E, por fim, se você concorda que política se faz comprando votos e apoios de parlamentares, permitindo a liberação de emendas apenas para os que estiverem ao lado do governo aprovando seus projetos para emplacar ideias que, de outra forma, não avançariam. E se você concorda que política se faz acuando a ameaçando outros poderes instituídos da República, xingando e desmerecendo seus integrantes em público, insuflando o povo contra esta ou aquela autoridade, tensionando a harmonia necessária entre os poderes para que o país siga usufruindo de um estado democrático de direito;

Se você concorda com tudo isso, então realmente você não deve votar no candidato da atual oposição.

Vote tranquilo no candidato da situação.
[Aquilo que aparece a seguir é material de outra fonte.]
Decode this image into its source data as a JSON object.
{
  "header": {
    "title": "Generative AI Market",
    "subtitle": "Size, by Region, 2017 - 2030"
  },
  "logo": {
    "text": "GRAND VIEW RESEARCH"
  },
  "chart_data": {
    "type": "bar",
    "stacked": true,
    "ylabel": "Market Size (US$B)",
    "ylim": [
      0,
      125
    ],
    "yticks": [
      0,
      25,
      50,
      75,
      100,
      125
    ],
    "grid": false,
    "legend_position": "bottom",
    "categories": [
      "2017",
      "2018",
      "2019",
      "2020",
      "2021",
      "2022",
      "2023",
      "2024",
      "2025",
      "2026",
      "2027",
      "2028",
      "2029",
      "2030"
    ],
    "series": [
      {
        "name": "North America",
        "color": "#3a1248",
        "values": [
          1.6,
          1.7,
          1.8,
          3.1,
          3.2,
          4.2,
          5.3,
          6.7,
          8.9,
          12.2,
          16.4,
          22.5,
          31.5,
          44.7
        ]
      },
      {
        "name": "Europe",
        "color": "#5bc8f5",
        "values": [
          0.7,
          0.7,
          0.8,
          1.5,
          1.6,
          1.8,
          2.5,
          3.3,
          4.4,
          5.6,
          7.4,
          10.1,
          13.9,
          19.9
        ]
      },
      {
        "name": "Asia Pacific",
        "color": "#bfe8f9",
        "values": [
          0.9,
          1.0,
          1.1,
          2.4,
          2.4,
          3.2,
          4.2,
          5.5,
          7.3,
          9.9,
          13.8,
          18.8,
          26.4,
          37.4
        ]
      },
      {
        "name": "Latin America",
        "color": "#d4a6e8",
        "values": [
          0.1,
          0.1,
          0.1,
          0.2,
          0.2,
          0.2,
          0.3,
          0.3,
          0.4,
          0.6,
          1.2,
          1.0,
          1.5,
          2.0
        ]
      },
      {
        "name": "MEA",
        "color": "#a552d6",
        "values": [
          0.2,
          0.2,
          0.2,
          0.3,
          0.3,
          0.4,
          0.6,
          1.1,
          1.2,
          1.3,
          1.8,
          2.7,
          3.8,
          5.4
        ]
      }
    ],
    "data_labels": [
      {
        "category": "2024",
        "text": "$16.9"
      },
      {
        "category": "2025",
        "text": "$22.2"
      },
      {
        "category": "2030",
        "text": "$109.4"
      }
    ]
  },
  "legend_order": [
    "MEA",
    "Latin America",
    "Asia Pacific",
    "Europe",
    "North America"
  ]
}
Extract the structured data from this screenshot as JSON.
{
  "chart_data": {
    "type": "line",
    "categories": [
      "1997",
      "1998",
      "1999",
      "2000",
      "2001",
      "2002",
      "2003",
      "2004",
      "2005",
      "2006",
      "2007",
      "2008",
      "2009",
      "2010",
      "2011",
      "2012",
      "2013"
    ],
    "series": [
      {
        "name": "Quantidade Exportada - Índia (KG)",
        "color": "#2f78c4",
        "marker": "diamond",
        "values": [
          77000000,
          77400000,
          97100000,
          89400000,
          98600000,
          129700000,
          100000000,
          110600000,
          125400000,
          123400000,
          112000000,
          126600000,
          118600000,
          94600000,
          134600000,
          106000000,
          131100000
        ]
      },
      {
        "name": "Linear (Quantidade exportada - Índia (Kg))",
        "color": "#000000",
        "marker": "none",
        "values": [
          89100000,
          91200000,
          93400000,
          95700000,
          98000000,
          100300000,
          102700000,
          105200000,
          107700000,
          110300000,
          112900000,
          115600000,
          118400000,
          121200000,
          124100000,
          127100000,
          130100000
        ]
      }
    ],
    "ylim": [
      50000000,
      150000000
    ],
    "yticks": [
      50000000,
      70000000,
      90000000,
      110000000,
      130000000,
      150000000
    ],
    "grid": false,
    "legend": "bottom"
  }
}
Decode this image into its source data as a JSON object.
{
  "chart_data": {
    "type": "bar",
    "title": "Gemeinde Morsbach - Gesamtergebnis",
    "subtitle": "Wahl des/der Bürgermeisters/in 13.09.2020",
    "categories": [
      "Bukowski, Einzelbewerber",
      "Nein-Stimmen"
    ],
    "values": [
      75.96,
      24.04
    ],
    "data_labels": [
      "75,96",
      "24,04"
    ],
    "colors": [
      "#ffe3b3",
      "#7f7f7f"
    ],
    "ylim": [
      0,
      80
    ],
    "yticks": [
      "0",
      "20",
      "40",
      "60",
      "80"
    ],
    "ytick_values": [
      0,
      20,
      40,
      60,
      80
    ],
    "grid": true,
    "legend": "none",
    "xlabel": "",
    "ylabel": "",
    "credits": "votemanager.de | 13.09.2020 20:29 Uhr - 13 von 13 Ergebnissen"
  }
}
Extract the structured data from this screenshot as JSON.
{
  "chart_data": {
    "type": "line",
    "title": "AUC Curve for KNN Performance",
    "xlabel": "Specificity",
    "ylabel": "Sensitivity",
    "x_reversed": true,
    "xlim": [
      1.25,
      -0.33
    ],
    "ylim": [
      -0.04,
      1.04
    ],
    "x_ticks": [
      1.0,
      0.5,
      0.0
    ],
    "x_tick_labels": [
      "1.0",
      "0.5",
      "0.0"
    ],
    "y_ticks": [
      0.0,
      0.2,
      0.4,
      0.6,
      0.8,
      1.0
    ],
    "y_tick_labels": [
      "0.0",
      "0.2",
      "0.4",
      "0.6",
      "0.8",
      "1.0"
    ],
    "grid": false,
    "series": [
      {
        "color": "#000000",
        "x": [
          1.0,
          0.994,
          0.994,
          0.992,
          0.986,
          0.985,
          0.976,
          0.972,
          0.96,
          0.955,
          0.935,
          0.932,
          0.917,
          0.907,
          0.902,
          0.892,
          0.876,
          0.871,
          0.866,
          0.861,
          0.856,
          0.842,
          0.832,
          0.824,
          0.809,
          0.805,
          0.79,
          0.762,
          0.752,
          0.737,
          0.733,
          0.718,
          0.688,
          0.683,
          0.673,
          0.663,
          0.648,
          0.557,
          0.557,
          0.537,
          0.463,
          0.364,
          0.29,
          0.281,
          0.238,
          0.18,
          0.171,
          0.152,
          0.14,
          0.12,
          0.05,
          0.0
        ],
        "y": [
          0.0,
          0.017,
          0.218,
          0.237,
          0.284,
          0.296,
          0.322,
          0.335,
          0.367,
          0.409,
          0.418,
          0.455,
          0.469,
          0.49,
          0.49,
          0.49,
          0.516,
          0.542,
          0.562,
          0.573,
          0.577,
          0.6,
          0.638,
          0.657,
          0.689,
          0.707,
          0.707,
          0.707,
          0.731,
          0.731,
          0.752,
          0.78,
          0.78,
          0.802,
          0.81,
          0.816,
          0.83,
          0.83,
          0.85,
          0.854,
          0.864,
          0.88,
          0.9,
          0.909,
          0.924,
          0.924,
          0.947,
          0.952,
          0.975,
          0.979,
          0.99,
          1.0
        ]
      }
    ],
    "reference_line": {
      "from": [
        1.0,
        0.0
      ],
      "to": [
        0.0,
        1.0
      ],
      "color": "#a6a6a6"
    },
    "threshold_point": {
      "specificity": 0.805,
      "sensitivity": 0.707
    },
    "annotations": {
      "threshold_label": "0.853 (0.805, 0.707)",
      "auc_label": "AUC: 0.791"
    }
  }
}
Mas assuma que você não está votando nesse candidato porque o candidato da oposição é ladrão e você não quer ladrão no governo. Assuma que você vota assim porque é, também, conservador, concorda e se identifica com essa pauta conservadora, que não aceita incluir a diversidade na sociedade, que não quer viver lado a lado, compartilhando espaços e direitos iguais com pessoas negras, indígenas, mulheres, pessoas LGBT, pessoas menos favorecidas, pessoas marginalizadas, pessoas que enfrentam problemas de saúde causados pelas drogas, enfim, com qualquer pessoa que seja um pouco diferente de você. Assuma que para você todos são iguais, desde que todos sejam iguais a você.